A proposito di graining, come da previsioni della vigilia la McLaren ne ha molto sofferto, soprattutto nello stint iniziale con le medie, la mescola usata in gara più esposta al fenomeno. Non si tratta assolutamente di una sorpresa, non tanto per i long run del giovedì di libere, quanto per il precedente di Monza. A complicare le cose ha pensato un altro pasticcio di Oscar Piastri, una penalità di cinque secondi per falsa partenza. Con un sesto e un settimo posto – e il giro più veloce colto da Lando Norris a fine gara – la McLaren su una pista ostica su cui non ha potuto nemmeno contare sul famigerato "mini-DRS" contiene i danni in vista del Qatar, appuntamento in cui i valori in campo con la Ferrari dovrebbero rovesciarsi a favore del team di Woking.

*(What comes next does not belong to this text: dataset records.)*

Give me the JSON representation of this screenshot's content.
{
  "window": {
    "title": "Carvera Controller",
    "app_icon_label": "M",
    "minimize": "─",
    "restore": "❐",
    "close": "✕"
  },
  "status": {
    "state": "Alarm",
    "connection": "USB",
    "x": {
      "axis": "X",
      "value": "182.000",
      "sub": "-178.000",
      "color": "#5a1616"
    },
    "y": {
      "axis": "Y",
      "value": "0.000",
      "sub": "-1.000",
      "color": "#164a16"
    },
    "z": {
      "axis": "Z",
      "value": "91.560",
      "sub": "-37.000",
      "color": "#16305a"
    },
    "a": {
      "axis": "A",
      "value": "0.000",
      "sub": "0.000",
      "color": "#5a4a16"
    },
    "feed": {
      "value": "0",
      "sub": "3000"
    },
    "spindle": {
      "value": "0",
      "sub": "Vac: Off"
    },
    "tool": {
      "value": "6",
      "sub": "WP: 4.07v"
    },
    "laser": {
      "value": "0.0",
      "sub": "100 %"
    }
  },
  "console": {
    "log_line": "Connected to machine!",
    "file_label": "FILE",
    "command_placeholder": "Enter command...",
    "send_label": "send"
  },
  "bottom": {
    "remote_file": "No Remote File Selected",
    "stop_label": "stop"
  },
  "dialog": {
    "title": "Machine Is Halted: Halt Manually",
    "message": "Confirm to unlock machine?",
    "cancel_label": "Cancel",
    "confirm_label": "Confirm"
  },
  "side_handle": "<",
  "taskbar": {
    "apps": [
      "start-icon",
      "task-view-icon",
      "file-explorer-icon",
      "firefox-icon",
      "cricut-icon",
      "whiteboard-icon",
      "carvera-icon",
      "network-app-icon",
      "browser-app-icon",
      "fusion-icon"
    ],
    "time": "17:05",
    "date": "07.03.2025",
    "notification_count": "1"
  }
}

Solo il tempo ci dirà se le speranze mondiali della Ferrari – ora staccata di 24 lunghezze dalla McLaren – si tradurranno nel primo titolo dopo sedici anni di digiuno. Ma se c’è qualcosa che abbiamo imparato dalla quarta iride di Max Verstappen, è che i titoli migliori sono quelli sofferti, colti brillando nonostante le circostanze. E se la Rossa dovesse davvero riuscire nell’impresa di riportare l’iride a Maranello, si tratterebbe di un titolo prezioso come quello colto oggi da Max, più forte della sua macchina capricciosa e delle circostanze.